Voilà un facteur assez différent des autres films similaires. Qu’il s’agisse de Poltergeist ou The Amityville Horror, les protagonistes ont tendance à fuir lorsque se manifestent les phénomènes surnaturels. Ici, cet homme endeuillé, merveilleusement campé par Georges C. Scott, n’envisage aucunement de quitter cette maison, et ce, même s’il y vit seul. Il semble fasciné par le fait qu’on tente de lui parler de l’au-delà. Est-ce que cette étrange réception de sa part peut être en lien avec la disparition de sa fille? Cette possibilité donne un alibi à sa témérité, qui n’est jamais perçue comme une mauvaise décision de ce meneur. Le trauma dont il souffre et sa proximité avec la mort ouvre peut-être cette porte vers un autre monde. Les tourments de son grief trouvent un écho dans celui du spectre où un effroyable incident a semé la mort sur son passage.
Une partie des moments clés du film trouvent appui sur la musique et l’utilisation du son. C’est le cas de plusieurs œuvres d’épouvante, certes, mais la différence provient du fait que The Changeling renferme plusieurs passages sans dialogue. Lors de glaçantes séquences, John Russell explore sa maison. Ponctués par cette absence de dialogues, la musique et les effets sonores en imposent davantage.
La caméra déambule dans la maison, et ses travelings fantomatiques donnent aux plans larges ce statut d’entité surnaturelle.
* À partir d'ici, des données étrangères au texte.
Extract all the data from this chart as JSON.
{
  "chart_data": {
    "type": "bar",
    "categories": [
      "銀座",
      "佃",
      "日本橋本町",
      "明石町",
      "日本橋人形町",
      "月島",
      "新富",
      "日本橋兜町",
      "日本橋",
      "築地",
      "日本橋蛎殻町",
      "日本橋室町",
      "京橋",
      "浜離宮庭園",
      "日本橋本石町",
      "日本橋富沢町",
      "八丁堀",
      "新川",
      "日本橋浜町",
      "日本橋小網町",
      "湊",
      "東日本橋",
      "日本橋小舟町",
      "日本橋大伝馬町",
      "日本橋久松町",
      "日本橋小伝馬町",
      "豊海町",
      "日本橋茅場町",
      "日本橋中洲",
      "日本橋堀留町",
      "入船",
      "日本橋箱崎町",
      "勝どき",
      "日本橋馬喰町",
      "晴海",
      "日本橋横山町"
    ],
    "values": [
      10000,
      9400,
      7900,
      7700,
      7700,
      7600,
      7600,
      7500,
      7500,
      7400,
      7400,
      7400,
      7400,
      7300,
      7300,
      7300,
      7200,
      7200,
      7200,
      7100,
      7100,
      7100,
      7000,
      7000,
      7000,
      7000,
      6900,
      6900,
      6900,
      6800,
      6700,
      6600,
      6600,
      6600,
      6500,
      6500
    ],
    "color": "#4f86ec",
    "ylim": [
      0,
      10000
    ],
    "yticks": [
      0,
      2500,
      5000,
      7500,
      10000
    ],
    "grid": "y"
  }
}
Autrement, elle utilise de longs plans-séquences pour capter la silhouette gargantuesque de l’habitation de l’extérieur et utilise des angles en contre-plongée pour bien capter la prestance colossale du châtelet.
Confiant le premier rôle au grand Georges C. Scott, le cinéaste a eu aussi l’intelligence d’engager l’actrice Trish Van Devere pour le seconder. Formant un couple dans la vraie vie, la complicité entre les deux interprètes fait des flammèches dès le départ.
L’arrivée d’un nouveau support
Difficile de critiquer le visuel offert, quand on sait qu’il s’agit de la meilleure édition disponible, depuis le vieux DVD paru il y a environ deux décennies. Il faut aussi admettre que chaque collectionneur a ses propres standards. Il s’agit d’une restauration 4K d’un film datant de 1980. On pouvait donc s’attendre au visuel plus granuleux, que certains n’approuvent guère, mais la comparaison est si extrême par rapport à l’édition antérieure qu’on pardonne très vite les quelques petits bémols. C’est très souvent les films d’horreur qui misent sur l’ambiance qui sont le plus transformés par une amélioration visuelle puisque le spectateur peut prendre le temps d’errer dans les décors pour leur découvrir une nouvelle vie. Dans un cas comme The Changeling, c’est flagrant. Vu de l’extérieur, les éclairages bleutés sur le manoir sont superbes et plusieurs plans montrant la chambre du petit Joseph proposent une panoplie de tonalités qui augmentent l’étrangeté des scènes. Il pourrait y voir une raison de jouer au Frisbee avec votre copie DVD, si vous n’étiez pas un collectionneur qui vénère le moindre support.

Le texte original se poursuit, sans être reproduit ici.